Interestingly enough the first role playing game I got to play for an extended length of time was a power-gaming snowflake-fest. Seriously it had cloning based character resurrections and self aware liquid metal (like the T-1000 from Terminator) starships. Essentially every science fiction concept that the group liked (including a lot of 40K stuff) got woven into the game so a new book series or movie usually spawned new worlds.
In the tradition of the Orkish yoofs I rebelled against such unfettered freedom and really clung to the rules creating characters that were underpowered and somewhat mundane for the setting.
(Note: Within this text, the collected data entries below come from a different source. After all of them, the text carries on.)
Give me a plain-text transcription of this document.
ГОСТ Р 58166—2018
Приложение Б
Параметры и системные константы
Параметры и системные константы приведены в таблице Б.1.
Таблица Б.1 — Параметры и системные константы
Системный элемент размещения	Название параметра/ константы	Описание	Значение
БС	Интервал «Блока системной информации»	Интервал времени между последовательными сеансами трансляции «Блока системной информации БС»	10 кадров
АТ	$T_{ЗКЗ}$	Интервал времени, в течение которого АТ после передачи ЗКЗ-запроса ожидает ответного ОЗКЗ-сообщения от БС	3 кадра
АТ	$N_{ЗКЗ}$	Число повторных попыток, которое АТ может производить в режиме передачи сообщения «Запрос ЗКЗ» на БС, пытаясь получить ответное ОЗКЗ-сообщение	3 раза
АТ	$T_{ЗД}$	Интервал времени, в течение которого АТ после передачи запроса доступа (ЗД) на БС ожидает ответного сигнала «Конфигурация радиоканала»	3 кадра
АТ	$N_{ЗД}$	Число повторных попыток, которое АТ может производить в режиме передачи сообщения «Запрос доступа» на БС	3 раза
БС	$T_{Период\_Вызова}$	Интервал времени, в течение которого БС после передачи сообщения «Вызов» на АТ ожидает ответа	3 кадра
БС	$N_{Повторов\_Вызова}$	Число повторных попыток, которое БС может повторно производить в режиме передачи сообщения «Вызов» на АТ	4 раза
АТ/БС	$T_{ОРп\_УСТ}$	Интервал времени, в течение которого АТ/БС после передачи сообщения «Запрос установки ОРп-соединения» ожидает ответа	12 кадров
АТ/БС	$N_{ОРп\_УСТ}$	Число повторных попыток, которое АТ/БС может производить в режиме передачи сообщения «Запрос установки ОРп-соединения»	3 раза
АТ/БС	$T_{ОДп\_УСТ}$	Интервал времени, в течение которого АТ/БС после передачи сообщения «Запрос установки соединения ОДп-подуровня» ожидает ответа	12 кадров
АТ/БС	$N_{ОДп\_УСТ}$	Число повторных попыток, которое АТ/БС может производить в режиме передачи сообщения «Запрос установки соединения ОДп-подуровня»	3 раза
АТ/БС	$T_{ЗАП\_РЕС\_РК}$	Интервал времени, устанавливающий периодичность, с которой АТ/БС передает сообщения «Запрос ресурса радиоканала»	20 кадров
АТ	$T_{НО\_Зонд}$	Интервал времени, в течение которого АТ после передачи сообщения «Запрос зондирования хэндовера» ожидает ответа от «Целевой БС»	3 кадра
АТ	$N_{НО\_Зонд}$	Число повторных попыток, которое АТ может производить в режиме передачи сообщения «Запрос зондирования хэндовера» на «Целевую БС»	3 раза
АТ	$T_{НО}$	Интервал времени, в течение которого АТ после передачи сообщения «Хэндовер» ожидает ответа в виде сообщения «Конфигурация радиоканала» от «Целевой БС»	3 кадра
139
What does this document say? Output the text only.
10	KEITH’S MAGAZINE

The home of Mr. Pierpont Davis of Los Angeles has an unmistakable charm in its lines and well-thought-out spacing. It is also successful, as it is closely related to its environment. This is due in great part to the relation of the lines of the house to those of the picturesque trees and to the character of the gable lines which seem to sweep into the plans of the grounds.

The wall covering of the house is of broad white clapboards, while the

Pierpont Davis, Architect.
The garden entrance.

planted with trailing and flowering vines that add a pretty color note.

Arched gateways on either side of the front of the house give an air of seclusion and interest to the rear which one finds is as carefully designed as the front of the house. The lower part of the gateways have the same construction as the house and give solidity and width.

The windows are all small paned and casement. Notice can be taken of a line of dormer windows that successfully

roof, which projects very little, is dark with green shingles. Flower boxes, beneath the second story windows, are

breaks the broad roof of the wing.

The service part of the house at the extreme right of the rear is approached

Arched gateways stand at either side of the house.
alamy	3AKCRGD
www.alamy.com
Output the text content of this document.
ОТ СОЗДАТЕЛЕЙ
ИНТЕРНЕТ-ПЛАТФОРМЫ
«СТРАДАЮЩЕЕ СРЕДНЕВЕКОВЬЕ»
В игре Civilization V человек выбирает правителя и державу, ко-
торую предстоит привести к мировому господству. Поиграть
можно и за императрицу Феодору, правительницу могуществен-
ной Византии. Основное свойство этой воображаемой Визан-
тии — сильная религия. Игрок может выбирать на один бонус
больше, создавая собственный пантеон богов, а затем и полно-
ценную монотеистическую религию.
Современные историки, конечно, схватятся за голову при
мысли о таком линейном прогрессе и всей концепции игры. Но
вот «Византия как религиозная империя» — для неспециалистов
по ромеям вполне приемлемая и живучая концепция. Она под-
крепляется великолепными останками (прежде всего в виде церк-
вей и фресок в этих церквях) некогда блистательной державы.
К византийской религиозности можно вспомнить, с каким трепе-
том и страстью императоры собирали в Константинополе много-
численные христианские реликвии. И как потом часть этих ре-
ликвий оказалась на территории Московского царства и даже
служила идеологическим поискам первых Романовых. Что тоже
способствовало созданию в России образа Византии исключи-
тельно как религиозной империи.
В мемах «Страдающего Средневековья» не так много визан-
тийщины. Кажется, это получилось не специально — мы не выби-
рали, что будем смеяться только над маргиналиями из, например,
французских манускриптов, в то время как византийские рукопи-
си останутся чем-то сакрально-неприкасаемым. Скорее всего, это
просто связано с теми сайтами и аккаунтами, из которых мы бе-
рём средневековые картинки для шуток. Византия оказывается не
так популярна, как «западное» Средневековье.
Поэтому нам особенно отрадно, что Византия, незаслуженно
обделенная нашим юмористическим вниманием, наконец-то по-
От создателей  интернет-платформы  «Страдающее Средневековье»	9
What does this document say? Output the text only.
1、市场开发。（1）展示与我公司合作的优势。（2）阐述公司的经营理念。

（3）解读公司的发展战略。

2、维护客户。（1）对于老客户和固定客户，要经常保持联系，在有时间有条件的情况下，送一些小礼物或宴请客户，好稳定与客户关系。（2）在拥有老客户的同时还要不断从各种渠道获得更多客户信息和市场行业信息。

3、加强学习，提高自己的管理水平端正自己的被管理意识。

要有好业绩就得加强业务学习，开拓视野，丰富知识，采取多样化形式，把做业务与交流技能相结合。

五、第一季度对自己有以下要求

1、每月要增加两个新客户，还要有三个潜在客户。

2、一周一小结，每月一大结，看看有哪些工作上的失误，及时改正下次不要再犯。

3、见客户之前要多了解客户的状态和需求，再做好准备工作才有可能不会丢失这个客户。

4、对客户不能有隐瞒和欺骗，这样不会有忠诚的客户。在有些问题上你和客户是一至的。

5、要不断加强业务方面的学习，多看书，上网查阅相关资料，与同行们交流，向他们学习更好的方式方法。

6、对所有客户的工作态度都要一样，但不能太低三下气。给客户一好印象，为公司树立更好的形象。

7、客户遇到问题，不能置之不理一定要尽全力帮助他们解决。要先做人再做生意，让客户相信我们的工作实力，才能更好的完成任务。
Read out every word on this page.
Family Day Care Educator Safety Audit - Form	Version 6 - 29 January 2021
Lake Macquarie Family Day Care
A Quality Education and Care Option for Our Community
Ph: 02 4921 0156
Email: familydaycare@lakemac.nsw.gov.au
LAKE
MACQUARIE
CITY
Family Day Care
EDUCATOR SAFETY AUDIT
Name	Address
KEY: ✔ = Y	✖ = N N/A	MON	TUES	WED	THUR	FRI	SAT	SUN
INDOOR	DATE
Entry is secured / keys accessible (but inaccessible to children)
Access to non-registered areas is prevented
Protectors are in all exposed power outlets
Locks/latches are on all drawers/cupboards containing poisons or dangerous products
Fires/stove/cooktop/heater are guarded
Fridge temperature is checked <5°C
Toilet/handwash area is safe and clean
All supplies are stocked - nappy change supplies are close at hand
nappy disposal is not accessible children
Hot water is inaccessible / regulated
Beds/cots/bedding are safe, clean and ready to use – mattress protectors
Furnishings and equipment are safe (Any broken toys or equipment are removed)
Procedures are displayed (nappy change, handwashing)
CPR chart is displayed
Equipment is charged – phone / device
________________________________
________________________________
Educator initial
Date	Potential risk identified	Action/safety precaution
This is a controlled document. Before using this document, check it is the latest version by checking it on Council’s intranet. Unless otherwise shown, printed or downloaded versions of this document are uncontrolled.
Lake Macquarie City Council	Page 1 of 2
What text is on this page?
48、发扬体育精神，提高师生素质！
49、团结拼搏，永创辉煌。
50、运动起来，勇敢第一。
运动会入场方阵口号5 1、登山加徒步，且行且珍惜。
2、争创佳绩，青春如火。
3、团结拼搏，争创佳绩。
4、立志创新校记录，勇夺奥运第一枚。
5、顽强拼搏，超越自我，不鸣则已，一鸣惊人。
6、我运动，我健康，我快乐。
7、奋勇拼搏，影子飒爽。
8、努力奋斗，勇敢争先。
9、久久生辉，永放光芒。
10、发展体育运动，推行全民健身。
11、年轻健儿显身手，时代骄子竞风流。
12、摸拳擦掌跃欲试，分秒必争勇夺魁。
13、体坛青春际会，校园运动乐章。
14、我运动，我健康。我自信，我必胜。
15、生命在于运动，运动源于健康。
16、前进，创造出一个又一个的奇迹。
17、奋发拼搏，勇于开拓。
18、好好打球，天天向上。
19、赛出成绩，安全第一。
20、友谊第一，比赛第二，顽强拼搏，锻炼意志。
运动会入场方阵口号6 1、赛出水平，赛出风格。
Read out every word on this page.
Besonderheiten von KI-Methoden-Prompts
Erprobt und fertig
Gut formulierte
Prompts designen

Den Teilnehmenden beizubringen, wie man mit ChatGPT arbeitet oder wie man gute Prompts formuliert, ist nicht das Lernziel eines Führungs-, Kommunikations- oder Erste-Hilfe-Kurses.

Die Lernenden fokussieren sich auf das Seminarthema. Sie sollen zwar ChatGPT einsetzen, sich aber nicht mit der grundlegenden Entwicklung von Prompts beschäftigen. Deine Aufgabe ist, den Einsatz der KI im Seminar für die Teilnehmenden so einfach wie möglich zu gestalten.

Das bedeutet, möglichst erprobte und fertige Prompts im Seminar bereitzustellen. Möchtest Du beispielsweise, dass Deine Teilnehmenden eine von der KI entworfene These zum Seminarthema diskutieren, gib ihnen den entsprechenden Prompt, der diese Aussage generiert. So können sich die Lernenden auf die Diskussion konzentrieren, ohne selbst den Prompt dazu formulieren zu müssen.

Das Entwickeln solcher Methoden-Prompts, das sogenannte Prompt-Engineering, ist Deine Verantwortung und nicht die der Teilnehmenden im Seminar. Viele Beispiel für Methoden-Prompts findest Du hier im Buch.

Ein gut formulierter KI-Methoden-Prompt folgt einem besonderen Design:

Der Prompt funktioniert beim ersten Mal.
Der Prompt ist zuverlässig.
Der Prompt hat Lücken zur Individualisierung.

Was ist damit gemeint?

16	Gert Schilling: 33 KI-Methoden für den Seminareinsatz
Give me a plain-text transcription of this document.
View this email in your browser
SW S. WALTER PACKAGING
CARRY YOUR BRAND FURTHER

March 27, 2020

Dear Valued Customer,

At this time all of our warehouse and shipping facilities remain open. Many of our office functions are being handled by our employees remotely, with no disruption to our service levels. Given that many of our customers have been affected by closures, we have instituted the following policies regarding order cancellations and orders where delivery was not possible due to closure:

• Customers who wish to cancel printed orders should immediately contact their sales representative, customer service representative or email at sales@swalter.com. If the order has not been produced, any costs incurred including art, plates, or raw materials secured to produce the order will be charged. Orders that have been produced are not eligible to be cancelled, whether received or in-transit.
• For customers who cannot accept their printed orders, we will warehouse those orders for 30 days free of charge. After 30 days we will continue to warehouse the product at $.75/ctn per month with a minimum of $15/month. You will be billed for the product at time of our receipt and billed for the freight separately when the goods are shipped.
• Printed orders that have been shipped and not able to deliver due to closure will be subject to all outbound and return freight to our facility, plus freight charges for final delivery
That game system in particular taught me that shrinking the scale of an adventure actually makes things appear much more epic than expanding it. Once you can save/destroy whole worlds on a whim then it becomes passé... until you add consequences. Once you have smart GMs that consider ramifications and consequences then you can have a game where the players have fantastic resources at their disposal provided the resources are not limitless.
Sure a Rogue Trader can afford to install a Nova Cannon and perhaps a Nova Cannon isn't quite as powerful in the crunch as the fluff suggests but as I see it Rogue Trader is a game of ultra-high stakes negotiation. Your Nova Cannon isn't really a weapon it is a bargaining chip, heck it is even completely unable to be disguised so everyone knows when you've got one.